What changed this month?
The February scorecard described democratic institutions as operational but under sustained structural stress. The strongest pressure appeared around court compliance, detention due process, and election governance, with several immediate redline indicators listed as escalation triggers if they moved from warning signs into open constitutional breach.
Top score drivers
Critical: The published scorecard placed Rule of Law & Court Compliance at 8.5, one of the highest category readings.
Critical: Habeas Corpus & Due Process was also recorded at 8.5, making procedural rights a central score driver.
Severe: Coercive State Power reached 8.0, keeping state authority and enforcement posture in the severe-erosion band.
High: Election Integrity was recorded at 7.6, signaling that election administration was already a material risk category before March.
Category scorecard
| Category | Status / score | Interpretation |
|---|---|---|
| Rule of Law & Court Compliance | 8.5 | One of the highest readings in the February scorecard. |
| Habeas Corpus & Due Process | 8.5 | Due-process access remained a core critical-range driver. |
| Coercive State Power | 8.0 | State-power pressure was in the severe-erosion band. |
| Weaponized Justice | 7.8 | Justice-system pressure remained high risk. |
| Election Integrity | 7.6 | Election governance was a significant elevated-risk category. |
| Press Freedom | 6.8 | Below the top risk tier but close enough to remain a watch category. |
| Civil Society | 6.7 | Civil-society pressure remained elevated. |
| Institutional Oversight | 7.2 | Oversight remained in the severe-erosion band. |
| Military Neutrality | 6.2 | Military neutrality was elevated but below the most severe February categories. |
Key evidence and benchmark events
- The February scorecard recorded Rule of Law & Court Compliance at 8.5.
- Habeas Corpus & Due Process was also recorded at 8.5.
- Coercive State Power was recorded at 8.0, keeping state-power risk in the severe-erosion range.
- Election Integrity was recorded at 7.6 as an active governance risk category.
- The scorecard listed immediate escalation triggers including open defiance of a final Supreme Court order, functional habeas inaccessibility, federal override of certified election results, criminal charges against journalists for reporting, and intelligence use for domestic political surveillance.
What moved the meter
The score remained in a critical range because rule-of-law and due-process categories sat at 8.5 while coercive state power, weaponized justice, and election integrity also remained elevated.
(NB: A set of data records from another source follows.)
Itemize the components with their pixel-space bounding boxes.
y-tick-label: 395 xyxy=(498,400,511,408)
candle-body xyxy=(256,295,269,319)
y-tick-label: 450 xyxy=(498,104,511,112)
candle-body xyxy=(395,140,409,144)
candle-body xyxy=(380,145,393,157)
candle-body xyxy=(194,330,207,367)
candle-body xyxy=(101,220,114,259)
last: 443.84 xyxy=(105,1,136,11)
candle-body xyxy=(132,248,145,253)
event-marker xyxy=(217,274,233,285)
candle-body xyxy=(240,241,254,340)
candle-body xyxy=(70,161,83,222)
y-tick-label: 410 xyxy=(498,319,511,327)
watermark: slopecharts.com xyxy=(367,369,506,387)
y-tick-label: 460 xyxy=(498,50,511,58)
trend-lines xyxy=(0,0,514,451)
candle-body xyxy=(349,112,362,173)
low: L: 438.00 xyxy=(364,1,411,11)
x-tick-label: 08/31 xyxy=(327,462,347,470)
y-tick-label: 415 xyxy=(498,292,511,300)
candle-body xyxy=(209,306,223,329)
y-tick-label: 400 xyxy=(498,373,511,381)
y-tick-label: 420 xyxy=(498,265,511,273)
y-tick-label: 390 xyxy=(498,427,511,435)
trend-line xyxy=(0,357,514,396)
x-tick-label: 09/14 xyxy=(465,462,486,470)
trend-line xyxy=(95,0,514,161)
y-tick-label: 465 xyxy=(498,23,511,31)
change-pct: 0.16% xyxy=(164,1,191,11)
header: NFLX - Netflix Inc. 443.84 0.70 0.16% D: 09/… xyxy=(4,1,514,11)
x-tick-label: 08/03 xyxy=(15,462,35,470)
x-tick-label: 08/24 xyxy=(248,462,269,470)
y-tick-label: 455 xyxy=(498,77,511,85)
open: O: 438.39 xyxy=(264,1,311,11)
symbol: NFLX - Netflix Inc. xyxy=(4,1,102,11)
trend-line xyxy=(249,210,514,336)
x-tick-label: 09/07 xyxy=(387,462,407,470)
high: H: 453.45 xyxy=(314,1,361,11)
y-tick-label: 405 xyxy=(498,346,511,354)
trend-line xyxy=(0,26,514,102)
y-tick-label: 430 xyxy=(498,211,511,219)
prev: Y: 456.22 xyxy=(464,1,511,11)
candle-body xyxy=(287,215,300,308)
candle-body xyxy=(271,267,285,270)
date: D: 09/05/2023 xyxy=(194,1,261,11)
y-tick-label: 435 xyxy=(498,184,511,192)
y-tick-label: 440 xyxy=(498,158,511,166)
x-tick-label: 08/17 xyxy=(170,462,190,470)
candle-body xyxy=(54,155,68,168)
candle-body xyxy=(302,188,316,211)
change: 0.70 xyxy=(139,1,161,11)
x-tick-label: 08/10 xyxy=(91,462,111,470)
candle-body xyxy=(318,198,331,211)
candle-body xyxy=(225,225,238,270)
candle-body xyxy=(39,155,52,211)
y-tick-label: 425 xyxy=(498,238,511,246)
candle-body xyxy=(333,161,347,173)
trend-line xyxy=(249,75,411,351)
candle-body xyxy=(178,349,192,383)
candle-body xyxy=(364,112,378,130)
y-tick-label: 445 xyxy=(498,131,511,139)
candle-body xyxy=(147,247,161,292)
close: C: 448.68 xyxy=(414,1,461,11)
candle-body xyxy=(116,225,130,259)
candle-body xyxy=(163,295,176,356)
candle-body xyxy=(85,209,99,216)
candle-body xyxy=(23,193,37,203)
The record still treated the immediate redline indicators as triggers rather than fully activated breakdown events.
What to watch next
- Court compliance: Whether final court orders were obeyed or openly defied.
- Habeas access: Whether counsel and habeas rights remained practically reachable in real time.
- Election administration: Whether elevated election-integrity risk turned into active override or certification conflict.
How this score is grounded
The score is a structured civic-risk judgment based on the public record and the source stack described in the methodology. It is not a poll, a prediction, or a claim that every institution has failed.
Observable public actions, court rulings, official statements, documented enforcement activity, and major reporting.
Why those events matter for democratic function, institutional independence, civil liberties, and rule-of-law constraints.
How the evidence affected the monthly risk assessment, especially when categories reinforced one another.
Evidence and source credibility
This formal report uses the published February/March scorecard record already present in the production package and the same source-category framework described in the methodology: official records, court actions, watchdog reports, major journalism, election administration sources, civil liberties organizations, and democracy-index references.
Methodology note
Published-scorecard backfills align earlier scorecard records to the current Democracy Redline report structure. They preserve the verified score, category readings, redline indicators, and trajectory context already present in the production archive.